Dans l’introduction du numéro de la revue Strates consacré au « paysage urbain », Frédéric Pousin et Hélène Jannière dressent le même constat :
En effet, pour les géographes, la catégorie du paysage a toute légitimité dès lors qu’elle renvoie au rural. Elle apparaît plus discutable appliquée à l’urbain et rencontre alors de manière étroite l’urbanisme9.
349Le mélange entre le rural et l’urbain dans l’œuvre de Réda invite ainsi ce dernier à considérer la ville, et en particulier sa banlieue, comme des paysages à part entière, répondant en cela à la question de Filippo Zanghi : « En quoi les espaces urbains, et les espaces périphériques en particulier, tels qu’ils sont visités par les écrivains contemporains, sont-ils perçus et représentés comme des paysages10 ? » Prendre la mesure de la capitale, c’est enfin la considérer sous un angle scalaire : quelle est la taille de la ville ? Quel place est réservée à la grandeur de l’homme ? La ville contemporaine est en grande partie une ville qui se dé-mesure, et dans laquelle le flâneur peine à retrouver sa juste mesure. À force de mettre au défi ce « sens de la mesure » que nous avons identifié chez Réda11, ce dernier en vient à formuler le doute ultime : « Il n’y a peut-être pas de capitale12. » S’il ne paraît « chercher et lire que la province à Paris13 », il est donc malgré tout amené à imaginer et à penser la ville, serait-ce contre elle-même.
1 Pascale Rougé, Aux frontières : sur Jacques Réda, Villeneuve d’Ascq, Presses universitaires du Septentrion, coll. « Objet », 2002, p. 51.

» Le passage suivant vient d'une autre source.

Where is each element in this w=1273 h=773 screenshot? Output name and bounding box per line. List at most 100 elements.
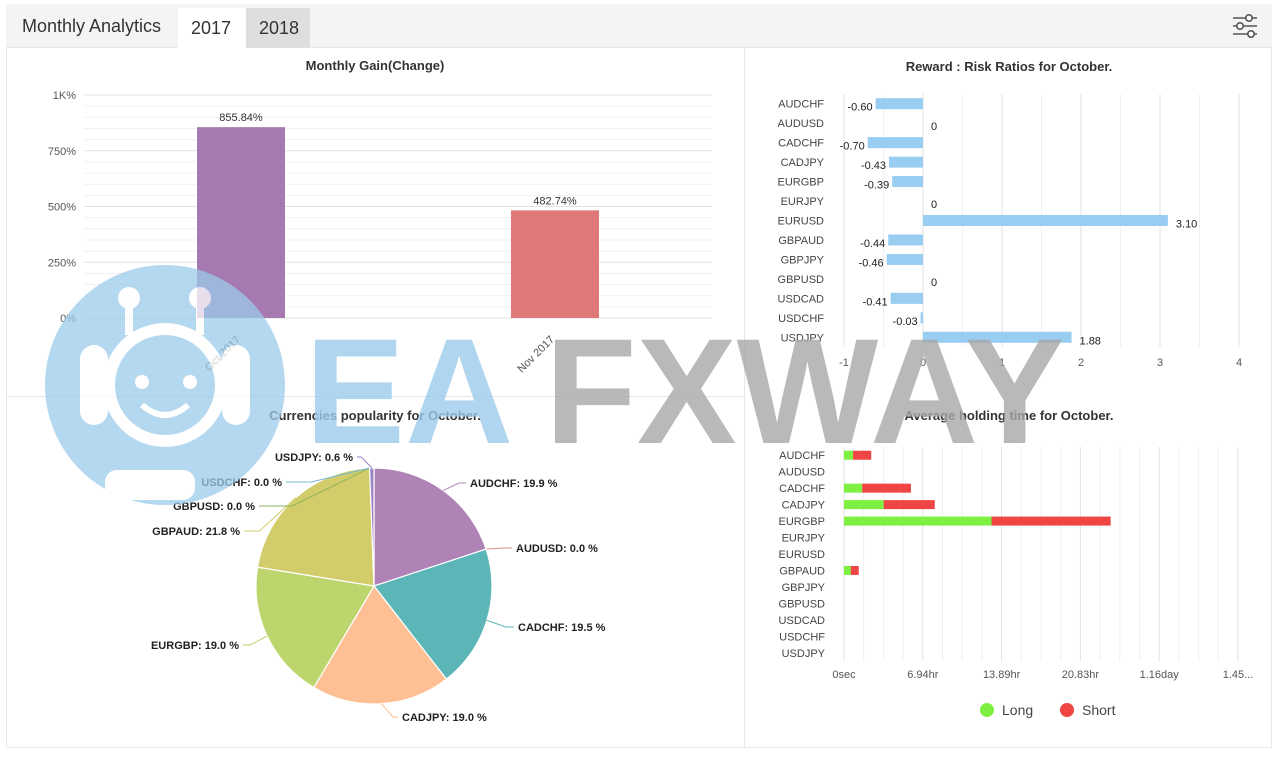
x-tick-label: Nov 2017 bbox=[515, 334, 557, 376]
category-label: EURJPY bbox=[781, 196, 825, 208]
ratio-value-label: 0 bbox=[931, 121, 937, 133]
pie-leader-line bbox=[243, 635, 268, 646]
x-tick-label: 4 bbox=[1236, 357, 1242, 369]
category-label: GBPJPY bbox=[781, 254, 825, 266]
category-label: USDJPY bbox=[782, 648, 826, 660]
ratio-value-label: -0.70 bbox=[840, 141, 865, 153]
ratio-bar bbox=[886, 253, 923, 265]
pie-leader-line bbox=[357, 456, 373, 469]
category-label: USDJPY bbox=[781, 332, 825, 344]
ratio-bar bbox=[875, 98, 923, 110]
legend-marker-long bbox=[980, 703, 994, 717]
app-header: Monthly Analytics 2017 2018 bbox=[6, 4, 1272, 48]
holding-bar-short bbox=[862, 483, 911, 493]
y-tick-label: 500% bbox=[48, 202, 76, 214]
pie-slice-label: AUDUSD: 0.0 % bbox=[516, 543, 598, 555]
category-label: GBPUSD bbox=[778, 274, 825, 286]
legend-label-short: Short bbox=[1082, 702, 1116, 718]
dashboard-frame bbox=[6, 48, 1272, 748]
category-label: AUDCHF bbox=[778, 99, 824, 111]
pie-slice-label: EURGBP: 19.0 % bbox=[151, 640, 239, 652]
legend-label-long: Long bbox=[1002, 702, 1033, 718]
category-label: GBPAUD bbox=[779, 565, 825, 577]
holding-bar-short bbox=[850, 565, 859, 575]
pie-slice bbox=[368, 467, 375, 587]
x-tick-label: 13.89hr bbox=[983, 669, 1021, 681]
x-tick-label: 0sec bbox=[832, 669, 856, 681]
holding-bar-short bbox=[991, 516, 1111, 526]
x-tick-label: 2 bbox=[1078, 357, 1084, 369]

2 Marie Joqueviel-Bourjea, Jacques Réda : la dépossession heureuse, « habiter quand même », Paris, L’Harmattan, 2006, p. 35.
3 Muriel Rosemberg, « La géographie à la rencontre de la littérature. Contribution » dans Sonia Anton, Vers une cartographie littéraire du Havre : de Bernardin de Saint-Pierre à Pascal Quignard, Mont-Saint-Aignan, Presses universitaires de Rouen et du Havre, 2014, p. 35.
4 Jacques Réda, Gares et trains, op. cit., p. 26.
5 François Guéry, L’Idée de la ville, Seyssel, Champ Vallon, 1984, p. 11.
6 À ce sujet, voir notre introduction au chapitre 9.
7 Jacques Réda, « Écrire Paris », op. cit.
8 Jean-Christophe Bailly, « Les échelles du paysage urbain », PNR de la Narbonnaise en Méditerranée, 2014 (en ligne : <http://archives-du-sensible.parc-naturel-narbonnaise.fr/sensible/paysage/mercredis/2014/avril_2014/avril_2014.html>, consulté le 15/05/2018), p. 3.
9 Hélène Jannière et Frédéric Pousin, « Paysage urbain : d’une thématique à un objet de recherche », Strates, no 13, 2007 (en ligne : <http://strates.revues.org/4953>, consulté le 30/06/2018).
10 Filippo Zanghi, Zone indécise, op. cit., p. 18.
11 À ce sujet, voir le chapitre 3.4.
12 Jacques Réda, La Citadin, op. cit., p. 134. Ce doute est formulé à l’occasion d’une « disparition » illusoire de la ville vue depuis Ménilmontant. Mais l’isolement de ce segment, tout comme la référence inattendue à la « capitale » ne laissent pas d’interpeller, et vont dans le sens d’un renforcement de l’illusion.
13 Marie Joqueviel-Bourjea, Jacques Réda : à pied d’œuvre, Paris, Honoré Champion, 2015, p. 370.